Taargin crossed his legs and drank his tea, his little finger carefully extended. ‘I pray you are right, Ilya.’ He shook his head. ‘His ideas may wither without his rabble-rousing but we must encourage people, including our dear prince, to forget him. Or learn to hate him. That would be even better.’ He set down his cup. ‘And perhaps quicker.’
‘Do you believe, sir, that Crown Prince Stefan is still fond of Kuznetsov?’ Christian, the younger man, asked.
Taargin pursed his lips and placed the tips of his long fingers together, studying the dusty floor. The smell of decaying knowledge in the room made his nostrils flare.
‘Stefan has not spoken his name, has not breathed a word of social equality, meritocracy or democracy, since Kuznetsov left the country.’
‘That is a good thing, isn’t it?’ Christian said.
‘Dear boy, a dwindling interest would be welcome, but this sudden change in the prince . . . it smacks of concealment. His rooms are searched daily for seditious literature, those close to him are watched for signs of sympathy with these dangerous beliefs. However, as yet we cannot pierce the veil and look directly into his mind. I have fears. I have doubts.’
He saw them reflected in the faces of the two other men.
‘And there is the matter of Stefan’s visit to this country in the summer,’ Christian said. ‘I understand the Prince of Wales intends to ask Stefan to accompany him on a tour of England.’

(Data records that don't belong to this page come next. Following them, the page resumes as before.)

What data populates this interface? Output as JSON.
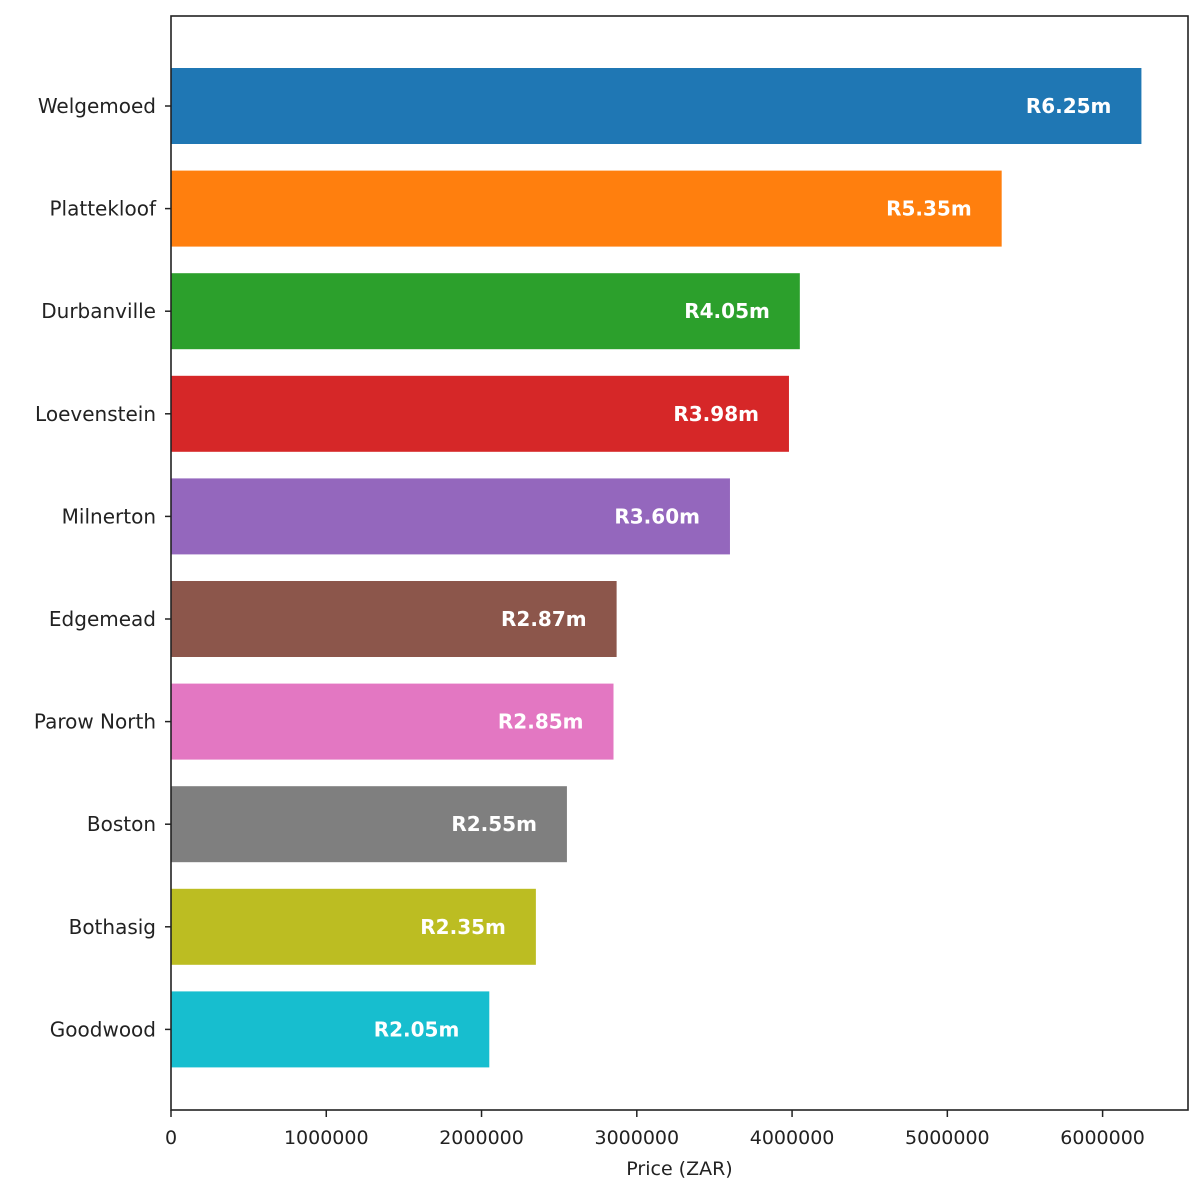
{
  "chart_data": {
    "type": "bar",
    "orientation": "horizontal",
    "title": "",
    "xlabel": "Price (ZAR)",
    "ylabel": "",
    "xlim": [
      0,
      6550000
    ],
    "xticks": [
      0,
      1000000,
      2000000,
      3000000,
      4000000,
      5000000,
      6000000
    ],
    "xtick_labels": [
      "0",
      "1000000",
      "2000000",
      "3000000",
      "4000000",
      "5000000",
      "6000000"
    ],
    "grid": false,
    "legend": "none",
    "categories": [
      "Welgemoed",
      "Plattekloof",
      "Durbanville",
      "Loevenstein",
      "Milnerton",
      "Edgemead",
      "Parow North",
      "Boston",
      "Bothasig",
      "Goodwood"
    ],
    "values": [
      6250000,
      5350000,
      4050000,
      3980000,
      3600000,
      2870000,
      2850000,
      2550000,
      2350000,
      2050000
    ],
    "data_labels": [
      "R6.25m",
      "R5.35m",
      "R4.05m",
      "R3.98m",
      "R3.60m",
      "R2.87m",
      "R2.85m",
      "R2.55m",
      "R2.35m",
      "R2.05m"
    ],
    "colors": [
      "#1f77b4",
      "#ff7f0e",
      "#2ca02c",
      "#d62728",
      "#9467bd",
      "#8c564b",
      "#e377c2",
      "#7f7f7f",
      "#bcbd22",
      "#17becf"
    ]
  }
}
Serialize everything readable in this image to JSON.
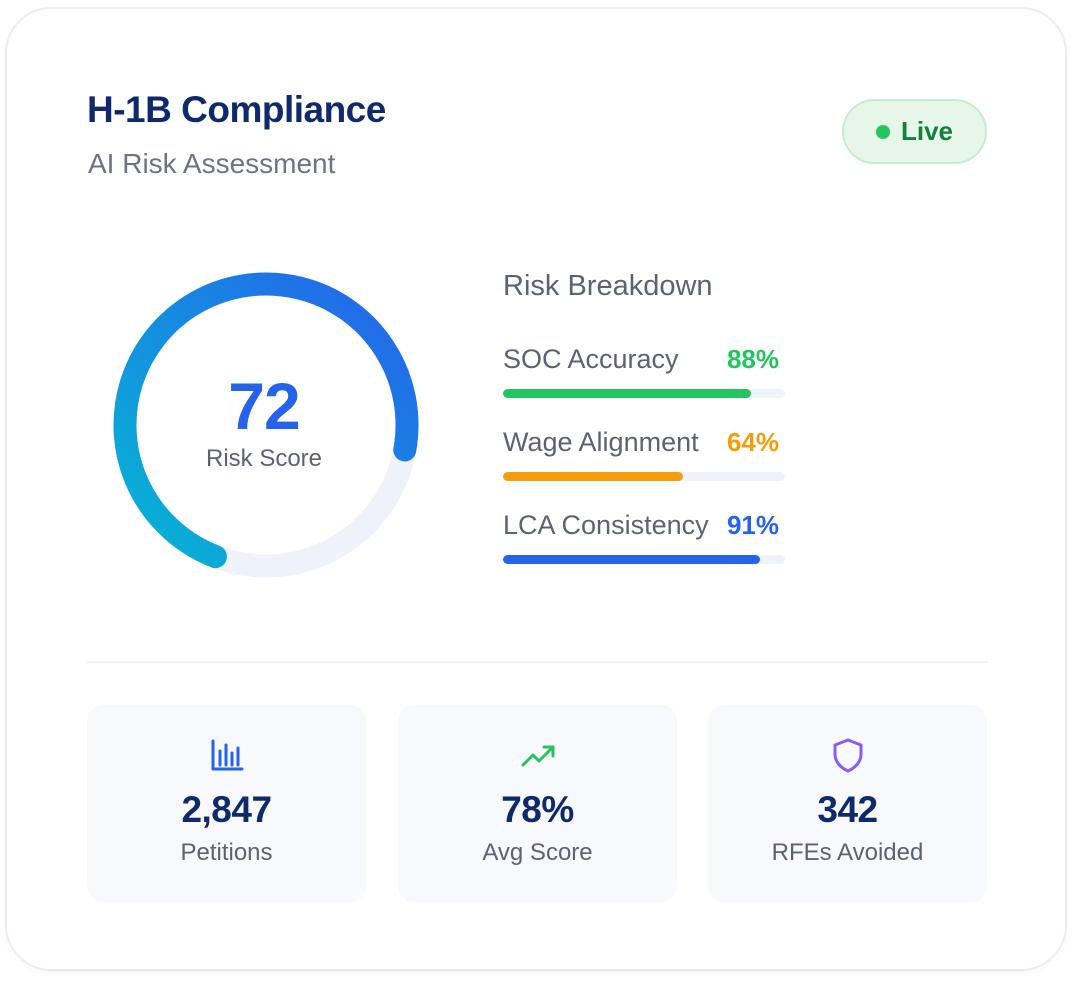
{
  "header": {
    "title": "H-1B Compliance",
    "subtitle": "AI Risk Assessment",
    "status_label": "Live",
    "status_color": "#22c55e"
  },
  "risk_score": {
    "value": "72",
    "label": "Risk Score",
    "progress_percent": 72,
    "colors": {
      "start": "#06b6d4",
      "end": "#2563eb",
      "track": "#eef2fb"
    }
  },
  "breakdown": {
    "title": "Risk Breakdown",
    "metrics": [
      {
        "label": "SOC Accuracy",
        "value": "88%",
        "percent": 88,
        "color": "#22c55e"
      },
      {
        "label": "Wage Alignment",
        "value": "64%",
        "percent": 64,
        "color": "#f59e0b"
      },
      {
        "label": "LCA Consistency",
        "value": "91%",
        "percent": 91,
        "color": "#2563eb"
      }
    ]
  },
  "stats": [
    {
      "icon": "bar-chart-icon",
      "value": "2,847",
      "label": "Petitions",
      "icon_color": "#2563eb"
    },
    {
      "icon": "trending-up-icon",
      "value": "78%",
      "label": "Avg Score",
      "icon_color": "#22c55e"
    },
    {
      "icon": "shield-icon",
      "value": "342",
      "label": "RFEs Avoided",
      "icon_color": "#8b5cf6"
    }
  ]
}
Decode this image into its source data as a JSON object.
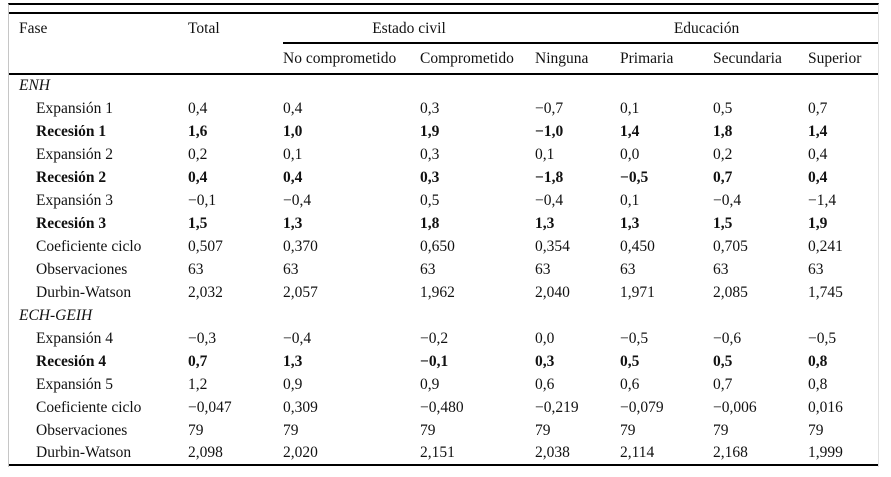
{
  "table": {
    "headers": {
      "fase": "Fase",
      "total": "Total",
      "estado_civil": "Estado civil",
      "educacion": "Educación",
      "sub": [
        "No comprometido",
        "Comprometido",
        "Ninguna",
        "Primaria",
        "Secundaria",
        "Superior"
      ]
    },
    "column_order": [
      "Total",
      "No comprometido",
      "Comprometido",
      "Ninguna",
      "Primaria",
      "Secundaria",
      "Superior"
    ],
    "sections": [
      {
        "title": "ENH",
        "rows": [
          {
            "label": "Expansión 1",
            "bold": false,
            "values": [
              "0,4",
              "0,4",
              "0,3",
              "−0,7",
              "0,1",
              "0,5",
              "0,7"
            ]
          },
          {
            "label": "Recesión 1",
            "bold": true,
            "values": [
              "1,6",
              "1,0",
              "1,9",
              "−1,0",
              "1,4",
              "1,8",
              "1,4"
            ]
          },
          {
            "label": "Expansión 2",
            "bold": false,
            "values": [
              "0,2",
              "0,1",
              "0,3",
              "0,1",
              "0,0",
              "0,2",
              "0,4"
            ]
          },
          {
            "label": "Recesión 2",
            "bold": true,
            "values": [
              "0,4",
              "0,4",
              "0,3",
              "−1,8",
              "−0,5",
              "0,7",
              "0,4"
            ]
          },
          {
            "label": "Expansión 3",
            "bold": false,
            "values": [
              "−0,1",
              "−0,4",
              "0,5",
              "−0,4",
              "0,1",
              "−0,4",
              "−1,4"
            ]
          },
          {
            "label": "Recesión 3",
            "bold": true,
            "values": [
              "1,5",
              "1,3",
              "1,8",
              "1,3",
              "1,3",
              "1,5",
              "1,9"
            ]
          },
          {
            "label": "Coeficiente ciclo",
            "bold": false,
            "values": [
              "0,507",
              "0,370",
              "0,650",
              "0,354",
              "0,450",
              "0,705",
              "0,241"
            ]
          },
          {
            "label": "Observaciones",
            "bold": false,
            "values": [
              "63",
              "63",
              "63",
              "63",
              "63",
              "63",
              "63"
            ]
          },
          {
            "label": "Durbin-Watson",
            "bold": false,
            "values": [
              "2,032",
              "2,057",
              "1,962",
              "2,040",
              "1,971",
              "2,085",
              "1,745"
            ]
          }
        ]
      },
      {
        "title": "ECH-GEIH",
        "rows": [
          {
            "label": "Expansión 4",
            "bold": false,
            "values": [
              "−0,3",
              "−0,4",
              "−0,2",
              "0,0",
              "−0,5",
              "−0,6",
              "−0,5"
            ]
          },
          {
            "label": "Recesión 4",
            "bold": true,
            "values": [
              "0,7",
              "1,3",
              "−0,1",
              "0,3",
              "0,5",
              "0,5",
              "0,8"
            ]
          },
          {
            "label": "Expansión 5",
            "bold": false,
            "values": [
              "1,2",
              "0,9",
              "0,9",
              "0,6",
              "0,6",
              "0,7",
              "0,8"
            ]
          },
          {
            "label": "Coeficiente ciclo",
            "bold": false,
            "values": [
              "−0,047",
              "0,309",
              "−0,480",
              "−0,219",
              "−0,079",
              "−0,006",
              "0,016"
            ]
          },
          {
            "label": "Observaciones",
            "bold": false,
            "values": [
              "79",
              "79",
              "79",
              "79",
              "79",
              "79",
              "79"
            ]
          },
          {
            "label": "Durbin-Watson",
            "bold": false,
            "values": [
              "2,098",
              "2,020",
              "2,151",
              "2,038",
              "2,114",
              "2,168",
              "1,999"
            ]
          }
        ]
      }
    ],
    "colors": {
      "text": "#111111",
      "rule": "#000000",
      "side_border": "#c6c6c6",
      "background": "#ffffff"
    }
  }
}
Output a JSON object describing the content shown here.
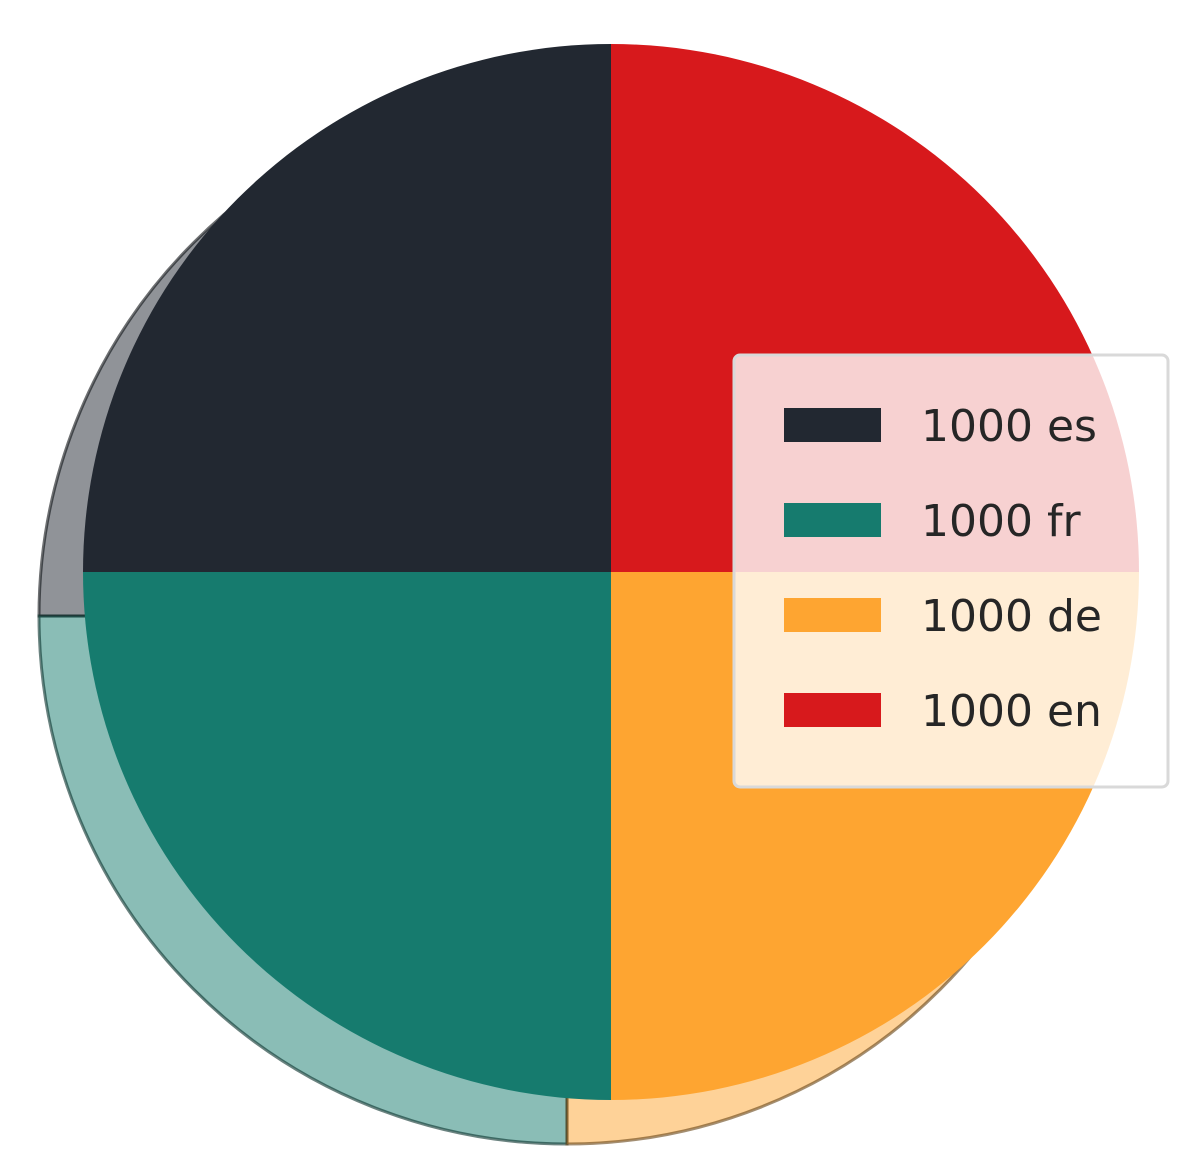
{
  "chart_data": {
    "type": "pie",
    "title": "",
    "slices": [
      {
        "label": "1000 es",
        "value": 1000,
        "color": "#222831"
      },
      {
        "label": "1000 fr",
        "value": 1000,
        "color": "#167b6e"
      },
      {
        "label": "1000 de",
        "value": 1000,
        "color": "#fea531"
      },
      {
        "label": "1000 en",
        "value": 1000,
        "color": "#d7191c"
      }
    ],
    "start_angle_deg": 90,
    "direction": "counterclockwise",
    "shadow": true,
    "legend": {
      "placement": "right",
      "entries": [
        "1000 es",
        "1000 fr",
        "1000 de",
        "1000 en"
      ]
    }
  }
}
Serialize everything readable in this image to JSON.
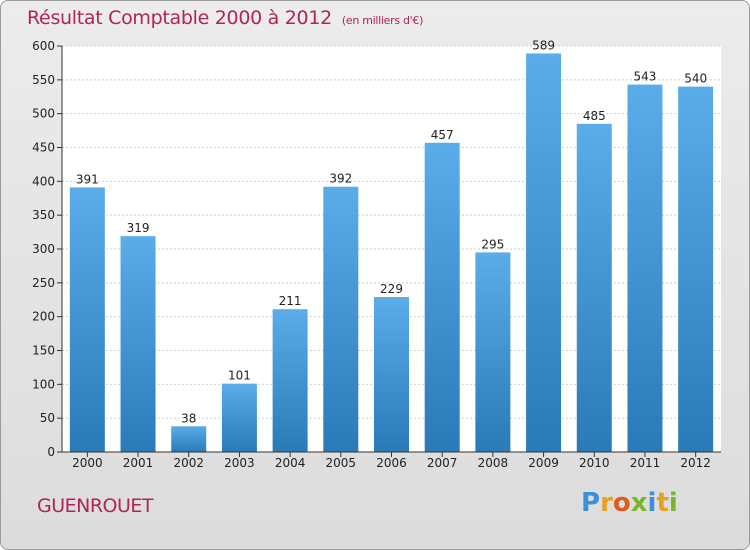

Taargin nodded. It had taken a great deal of work to place Christian at St James’s Palace, but the information he procured was invaluable. ‘What sort of tour?’
‘Factories, schools, shipyards,’ Christian said. ‘Mention has been made of both Newcastle and Sheffield.’
‘Keep me closely informed, Christian,’ Taargin said. ‘Sheffield is too close to Highbridge to be comfortable. This trip is ill advised, but the king will not forbid it for fear of offending the royal family here.’
‘The General Strike in May ended in a victory for the ruling class,’ Ilya said softly.
‘The revolutionaries instigating it were handled with kid gloves!’ Taargin snapped. ‘The stain of socialism has leaked from Russia across our mountains, and lapped up on the shores even here.’ He controlled himself, and finished the lukewarm tea in his cup. ‘Nikolai Kuznetsov is a danger to our nation, and I dread to think what might happen to our poor country if the crown prince comes to the throne while still under his influence. Our friends will watch him in Marakovia. We shall keep watch here, and do all we can to show Nikolai in his true colours.’
‘What if that does not work, sir?’ Ilya asked, his voice low and heavy. ‘What if on this visit—’
Taargin lifted his hand. ‘We have a duty, my friends, to our country beyond anything else. We did not bleed on the battlefield to hand our lands to a rabble. I say again, we have friends, we have purpose. I pray we are never forced to choose between the prince and our country, but if that day comes . . .’
‘For Marakovia,’ Christian said.
‘For Maravovia,’ Ilya echoed, his voice hollow.
‘Indeed,’ Taargin replied darkly, and the shadows around them seemed to thicken.